Streetart ist salonfähig geworden
Heute gehören einige der Street-Art-Künstler zu den weltweit beachteten Stars der Graffiti-Szene, beispielsweise der geheimnisvolle Banksy, dessen Identität bis heute nicht zweifelsfrei geklärt ist. Mit seinen großformatigen Wandarbeiten ist er rund um den Globus vertreten und auch in München ist er mit einer Arbeit dabei.
Banksy's "Flying Copper" ist in der Ausstellung "Banksy - King of Urban Art @ Munich" in der Galerie Kronsbein zu sehenBild: picture-alliance/dpa/S. Hoppe
Für den Kurator der "Magic City", Carlo McCormick, hat Straßenkunst immer eine soziale und damit auch politische Komponente. "Die Künstler geben ihre Werke der Öffentlichkeit immerhin kostenlos", sagt er. An den Kreativen, die er nach München geholt hat, schätzt er zwei Dinge besonders: ihr Herz und ihren Humor.
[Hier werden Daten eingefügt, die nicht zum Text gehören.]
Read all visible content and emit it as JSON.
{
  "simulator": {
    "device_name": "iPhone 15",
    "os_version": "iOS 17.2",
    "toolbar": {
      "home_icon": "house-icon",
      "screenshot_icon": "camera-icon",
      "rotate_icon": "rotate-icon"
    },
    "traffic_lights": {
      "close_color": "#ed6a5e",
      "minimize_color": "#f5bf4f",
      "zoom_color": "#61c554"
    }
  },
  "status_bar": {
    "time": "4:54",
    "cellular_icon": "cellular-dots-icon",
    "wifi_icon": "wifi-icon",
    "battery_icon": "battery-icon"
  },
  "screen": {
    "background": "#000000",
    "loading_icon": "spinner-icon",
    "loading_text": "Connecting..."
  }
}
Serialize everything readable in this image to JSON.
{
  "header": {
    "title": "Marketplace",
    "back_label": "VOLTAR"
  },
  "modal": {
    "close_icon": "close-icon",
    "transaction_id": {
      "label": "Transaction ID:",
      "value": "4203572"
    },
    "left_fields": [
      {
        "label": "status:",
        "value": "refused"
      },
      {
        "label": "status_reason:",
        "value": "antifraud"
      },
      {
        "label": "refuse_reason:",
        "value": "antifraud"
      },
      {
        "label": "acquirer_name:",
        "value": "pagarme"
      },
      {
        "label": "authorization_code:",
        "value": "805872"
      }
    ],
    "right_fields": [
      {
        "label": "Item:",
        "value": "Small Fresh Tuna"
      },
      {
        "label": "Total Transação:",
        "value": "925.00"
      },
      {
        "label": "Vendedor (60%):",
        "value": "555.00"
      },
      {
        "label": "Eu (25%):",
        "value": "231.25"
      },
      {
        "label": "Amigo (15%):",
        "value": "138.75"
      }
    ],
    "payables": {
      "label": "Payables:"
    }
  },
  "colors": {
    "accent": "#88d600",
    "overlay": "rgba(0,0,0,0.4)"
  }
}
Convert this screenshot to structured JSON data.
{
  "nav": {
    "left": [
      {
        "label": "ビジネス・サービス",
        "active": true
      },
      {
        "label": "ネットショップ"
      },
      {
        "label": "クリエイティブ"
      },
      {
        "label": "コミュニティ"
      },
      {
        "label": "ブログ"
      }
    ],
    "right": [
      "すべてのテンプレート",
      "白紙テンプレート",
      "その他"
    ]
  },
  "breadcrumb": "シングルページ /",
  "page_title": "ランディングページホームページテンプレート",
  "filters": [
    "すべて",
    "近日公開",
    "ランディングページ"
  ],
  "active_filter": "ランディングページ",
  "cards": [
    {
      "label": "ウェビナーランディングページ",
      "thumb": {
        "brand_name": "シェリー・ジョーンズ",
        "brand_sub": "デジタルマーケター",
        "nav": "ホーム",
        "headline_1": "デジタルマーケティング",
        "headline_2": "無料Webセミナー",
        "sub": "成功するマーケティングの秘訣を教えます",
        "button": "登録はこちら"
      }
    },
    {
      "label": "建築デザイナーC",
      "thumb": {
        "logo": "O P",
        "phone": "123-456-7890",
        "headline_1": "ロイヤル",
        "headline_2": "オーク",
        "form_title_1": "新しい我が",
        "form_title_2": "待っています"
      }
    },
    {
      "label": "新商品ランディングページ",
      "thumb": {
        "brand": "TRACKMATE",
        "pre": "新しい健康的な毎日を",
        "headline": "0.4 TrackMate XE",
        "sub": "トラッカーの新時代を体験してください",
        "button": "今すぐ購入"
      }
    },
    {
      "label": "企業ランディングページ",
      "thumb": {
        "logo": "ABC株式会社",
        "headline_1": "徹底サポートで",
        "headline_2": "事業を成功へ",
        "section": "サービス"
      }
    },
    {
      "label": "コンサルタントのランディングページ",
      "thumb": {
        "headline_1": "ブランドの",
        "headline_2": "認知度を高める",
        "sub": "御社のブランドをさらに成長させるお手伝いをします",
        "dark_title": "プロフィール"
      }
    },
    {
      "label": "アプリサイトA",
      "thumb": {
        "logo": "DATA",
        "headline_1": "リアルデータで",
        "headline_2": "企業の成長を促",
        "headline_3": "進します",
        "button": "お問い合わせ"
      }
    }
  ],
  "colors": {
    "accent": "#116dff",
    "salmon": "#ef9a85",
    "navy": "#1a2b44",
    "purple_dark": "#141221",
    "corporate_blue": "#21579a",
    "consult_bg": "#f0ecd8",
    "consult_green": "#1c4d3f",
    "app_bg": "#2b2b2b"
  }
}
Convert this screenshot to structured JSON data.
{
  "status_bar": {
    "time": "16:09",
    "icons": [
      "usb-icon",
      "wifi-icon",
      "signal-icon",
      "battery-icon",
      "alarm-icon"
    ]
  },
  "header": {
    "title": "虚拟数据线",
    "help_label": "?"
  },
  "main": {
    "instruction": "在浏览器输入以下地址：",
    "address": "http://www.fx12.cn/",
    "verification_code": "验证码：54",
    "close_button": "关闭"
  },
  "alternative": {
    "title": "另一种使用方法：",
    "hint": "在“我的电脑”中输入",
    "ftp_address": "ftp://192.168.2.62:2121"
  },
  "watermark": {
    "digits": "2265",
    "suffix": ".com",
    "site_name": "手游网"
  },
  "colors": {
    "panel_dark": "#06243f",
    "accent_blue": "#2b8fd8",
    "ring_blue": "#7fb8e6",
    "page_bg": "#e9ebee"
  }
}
"Magic City" ist ein breit konzipiertes Ausstellungs- und Performance-Projekt, das sich von Stadt zu Stadt weiter entwickelt. Nach der Weltpremiere in Dresden gastiert es vom 13. April bis zum 3. September 2017 in München. Erwartet werden Besucher und Künstler aus aller Welt, die an den öffentlichen Happenings auch teilnehmen können. Danach zieht die Ausstellung weiter nach Stockholm, Paris und am Schluss nach Philadelphia/USA.